Мальчик, быстро опомнившись, восстановил равновесие и поднял голову. После вздрогнул и, стремительно попятившись, боязливо поклонился.

— Извините, господин, — пролепетал он, то ли просто осознав, что перед ним даэв, то ли заметив змею на шее и поняв истинную личность дива.

Внимательно наблюдая за лицом паренька, я подумала, что скорее первое. Страх перед Проклятым казался слишком велик на светлых землях. Ребенок не был бы столь спокоен, если бы догадался.

Думаю, и Люций считал так же. Будто ни в чем не бывало, див обыденным движением поправил плащ и мягко спросил:

— Ваш старейшина еще в городе? — Моран изящно поднял пустую ладонь. Через мгновение между пальцев оказалась зажата золотая монета с ликом солнца.

«Она у него из кармана вывалилась?» — огорошенно подумала я, моргнув.

А у ребенка дыхание перехватило от вида золота. Его глаза лихорадочно заблестели.

— Старейшина… — пробормотал он, а после закивал и махнул куда-то себе за спину: — Да-да. Он там, на главной площади перед храмом.

— А лошади из его конюшни… — благожелательным тоном начал Люций.

— Лошади? — озадачился ребенок. Сощурился, заподозрив неладное, но после тряхнул головой, будто убеждая себя, что его это не касается. — Они на месте. Только я слышал… — заговорщически прошептал он. — Их собираются того. Увести ближе к столице. Там у нашего главного зять живет. Так, говорят, он в своем табуне души не чает. Они для него дороже нас, людей, — выпалил он, а после осекся, пугливо заозиравшись.
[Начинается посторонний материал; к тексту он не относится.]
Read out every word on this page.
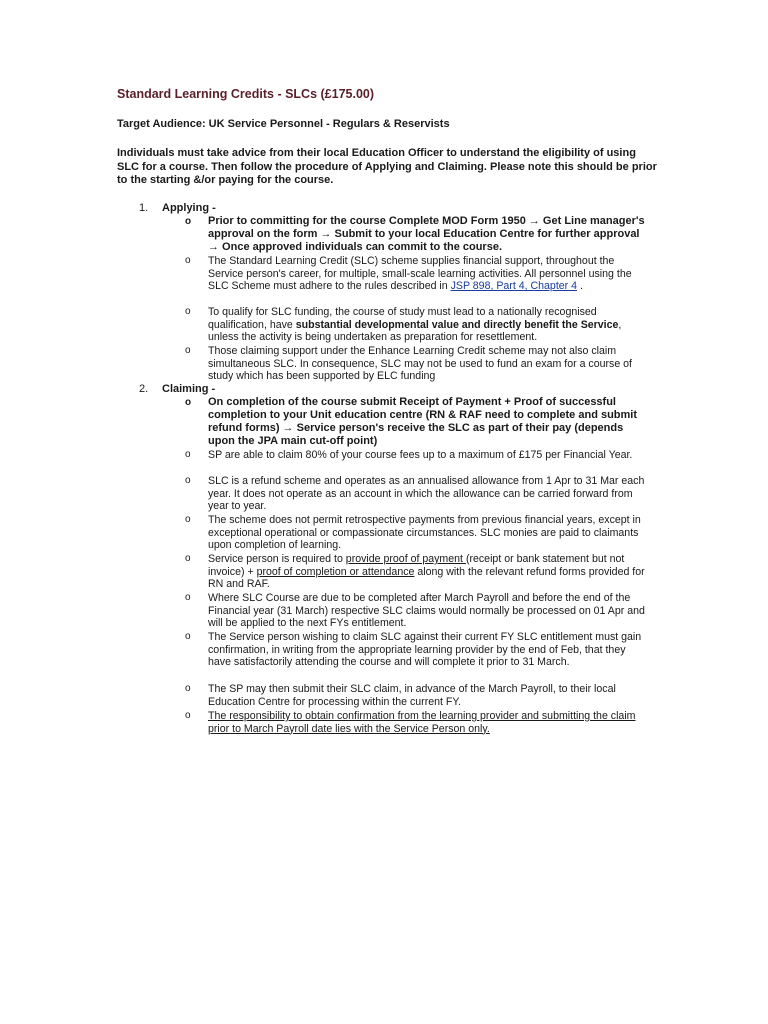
Standard Learning Credits - SLCs (£175.00)
Target Audience: UK Service Personnel - Regulars & Reservists
Individuals must take advice from their local Education Officer to understand the eligibility of using SLC for a course. Then follow the procedure of Applying and Claiming. Please note this should be prior to the starting &/or paying for the course.
1. Applying -
o Prior to committing for the course Complete MOD Form 1950 → Get Line manager's approval on the form → Submit to your local Education Centre for further approval → Once approved individuals can commit to the course.
o The Standard Learning Credit (SLC) scheme supplies financial support, throughout the Service person's career, for multiple, small-scale learning activities. All personnel using the SLC Scheme must adhere to the rules described in JSP 898, Part 4, Chapter 4 .
o To qualify for SLC funding, the course of study must lead to a nationally recognised qualification, have substantial developmental value and directly benefit the Service, unless the activity is being undertaken as preparation for resettlement.
o Those claiming support under the Enhance Learning Credit scheme may not also claim simultaneous SLC. In consequence, SLC may not be used to fund an exam for a course of study which has been supported by ELC funding
2. Claiming -
o On completion of the course submit Receipt of Payment + Proof of successful completion to your Unit education centre (RN & RAF need to complete and submit refund forms) → Service person's receive the SLC as part of their pay (depends upon the JPA main cut-off point)
o SP are able to claim 80% of your course fees up to a maximum of £175 per Financial Year.
o SLC is a refund scheme and operates as an annualised allowance from 1 Apr to 31 Mar each year. It does not operate as an account in which the allowance can be carried forward from year to year.
o The scheme does not permit retrospective payments from previous financial years, except in exceptional operational or compassionate circumstances. SLC monies are paid to claimants upon completion of learning.
o Service person is required to provide proof of payment (receipt or bank statement but not invoice) + proof of completion or attendance along with the relevant refund forms provided for RN and RAF.
o Where SLC Course are due to be completed after March Payroll and before the end of the Financial year (31 March) respective SLC claims would normally be processed on 01 Apr and will be applied to the next FYs entitlement.
o The Service person wishing to claim SLC against their current FY SLC entitlement must gain confirmation, in writing from the appropriate learning provider by the end of Feb, that they have satisfactorily attending the course and will complete it prior to 31 March.
o The SP may then submit their SLC claim, in advance of the March Payroll, to their local Education Centre for processing within the current FY.
o The responsibility to obtain confirmation from the learning provider and submitting the claim prior to March Payroll date lies with the Service Person only.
Люций потрепал паренька по макушке. Светлые пальцы особенно выделялись на темных волосах. А ребенок вздрогнул, нахохлился, как испуганный птенец.

— Держи. — Вместо золотой монеты Моран протянул ему один серебряный, что было гораздо меньше первоначально обещанной награды. Но вместе с монетой в руке мальчика оказалась печать — сложная, дарующая защиту и укрывающая от тварей лучше любой веточки лаванды. Она сияла, наполненная силой. Такая продержится неделю, не меньше, и стоила она гораздо больше золотой монеты. Особенно в нынешнее темное время. Ведь подобные печати отнимали у даэвов много сил. — Спрячь, носи при себе и никому не показывай, — покровительственно произнес теневой.

Глаза ребенка широко распахнулись, напоминая блюдца, и он ошалело кивнул, держа листок бумаги с такой осторожностью, будто тот мог его обжечь.

— Беги, — проронил Люций. И мальчик, словно только этого и ждал, с готовностью припустил прочь, уносясь за наши спины и пряча дары в карманах одежды.

Обернувшись, я увидела, как он еще несколько раз неверяще оглядывался на нас, а после немного охрипшим голосом вновь стал кричать, разнося местным жителям новость:

— Странствующий служитель храма созывает всех на молитву! Приходите на площадь! Странствующий служитель храма…

Несмотря на наступившую ночь, двери ближайших домов открывались. Его слова точно выгоняли людей на улицу.

— Было опасно давать ему золотой, — как бы между прочим пояснил Люций. — Слишком большая сумма, могли отобрать.

— Верно, — согласилась я. Что же насчет магической печати… Не все осознавали ее ценность. — Но где его родители? — спросила я, слушая, как затихает звонкий голосок. Какой родитель позволит ходить собственному ребенку ночью одному?

— Скорее всего, у него их нет, — ровным тоном заметил Сезар, добавляя: — Нам надо повернуть сюда.

Кьярин все это время, морща нос, напряженно хмурился. Сложив руки на груди, он с отсутствующим видом брел следом.

— Насколько твой нюх чувствителен к светлой силе? — озвучила я внезапно пришедшую в голову мысль. Вопрос был скорее формальностью, ведь никто из даэвов нашего отряда не надеялся на его дар. Значит, почувствовать светлых на большом расстоянии он не мог.